Dutch Programme is successfully promoting lifelong learning in SMEs

Rapid technological advancements and the green transition are reshaping work and tasks. Vocational and technically skilled workers are particularly crucial for driving these transitions.

A woman doing handicraft.

With a tight labour market, many sectors struggle to find new employees, underscoring the urgent need for continuous workforce development. 

While the Netherlands performs well internationally in formal learning, certain target groups and small and medium-sized enterprises (SMEs), which constitute 99% of the labour market, show average participation in lifelong learning (LLL). Workplace learning plays a significant role, with both employers and employees sharing responsibility and interest in training to remain flexible, innovative, and responsive to market demands. The government's role is to facilitate and promote LLL, especially for specific target groups and sectors, and fostering a positive learning culture. 

Stimulating a broad learning culture 

The Netherlands has recently launched a campaign to stimulate a learning culture, which incentivises people to learn and work on their skills throughout their career. The Learning Culture Programme focuses on stimulating learning and development in companies, with special attention to SMEs. The aim is to make SMEs more aware of the necessity and value of LLL and to provide instruments for making learning and development more self-evident in their organisation. Stimulating informal learning is an important part of this. 

People learn in many different ways and have different preferences on how to learn. Some people are less likely to engage in formal learning as they may have negative past experiences. Most of the time spent on learning and developing happens on and off work. According to Dutch research, up to 91% percent of learning happens in an informal way. People continuously learn by doing new tasks, by receiving feedback from a colleague or by peer-to-peer coaching. That is why informal learning is the way to go for SMEs, as it can be easily incorporated into their daily routine. Moreover, informal learning, non-formal learning and formal learning are complementary to each other. Research shows that participation in one form of learning stimulates participation in another form.  
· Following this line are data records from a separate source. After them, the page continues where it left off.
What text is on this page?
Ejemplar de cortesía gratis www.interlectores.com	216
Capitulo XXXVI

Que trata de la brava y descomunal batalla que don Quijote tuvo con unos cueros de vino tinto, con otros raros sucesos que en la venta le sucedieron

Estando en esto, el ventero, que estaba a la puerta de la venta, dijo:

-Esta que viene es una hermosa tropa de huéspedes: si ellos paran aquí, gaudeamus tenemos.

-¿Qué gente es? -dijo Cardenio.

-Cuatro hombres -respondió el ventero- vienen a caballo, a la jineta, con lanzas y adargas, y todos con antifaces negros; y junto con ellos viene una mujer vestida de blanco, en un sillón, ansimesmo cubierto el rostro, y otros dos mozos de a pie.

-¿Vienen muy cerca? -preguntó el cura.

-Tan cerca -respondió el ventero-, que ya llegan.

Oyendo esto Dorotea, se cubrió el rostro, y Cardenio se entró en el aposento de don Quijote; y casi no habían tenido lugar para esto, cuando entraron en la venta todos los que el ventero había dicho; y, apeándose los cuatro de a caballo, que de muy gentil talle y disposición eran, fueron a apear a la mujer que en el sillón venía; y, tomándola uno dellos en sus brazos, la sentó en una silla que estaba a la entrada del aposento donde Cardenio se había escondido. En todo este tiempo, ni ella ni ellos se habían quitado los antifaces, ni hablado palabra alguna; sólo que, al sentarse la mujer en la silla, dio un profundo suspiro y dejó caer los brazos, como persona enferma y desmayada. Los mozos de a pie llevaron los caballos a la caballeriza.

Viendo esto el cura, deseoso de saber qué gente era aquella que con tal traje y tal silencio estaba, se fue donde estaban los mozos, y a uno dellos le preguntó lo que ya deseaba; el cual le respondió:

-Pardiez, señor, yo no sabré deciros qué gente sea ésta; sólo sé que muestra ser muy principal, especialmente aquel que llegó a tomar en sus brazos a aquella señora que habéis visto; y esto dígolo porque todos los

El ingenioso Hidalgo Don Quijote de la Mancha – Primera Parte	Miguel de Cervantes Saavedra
Subsidy schemes SLIM and The Expedition 

The SLIM (‘stimulating learning culture in SMEs’) subsidy scheme allocates €48 million annually to support learning and development initiatives in SMEs. Since its inception in March 2020, over 5000 grants have been awarded, benefiting individual SMEs, partnerships, and large companies from the agricultural, catering, and recreation sector. In addition to the subsidy, the Dutch government offers a support programme for the successful implementation of projects by providing information, offering practical tools, and organising the exchange of knowledge between projects. 

Evaluation of the SLIM scheme highlights its positive impact on LLL in participating companies, including clearer strategies, increased investment in learning and development, better understanding of employee skills and aspirations, and enhanced competency levels among employees. 

The Expedition Scheme, another part of the Learning Culture Programme, focuses on knowledge sharing and development. It finances projects aimed at making scientific and practical knowledge on lifelong learning and sustainable employability more accessible. The initiative supports projects whose outcomes will be publicly available, contributing to broader knowledge dissemination and future rounds of funding. Four projects were implemented in 2023. A new application period will open in May 2024.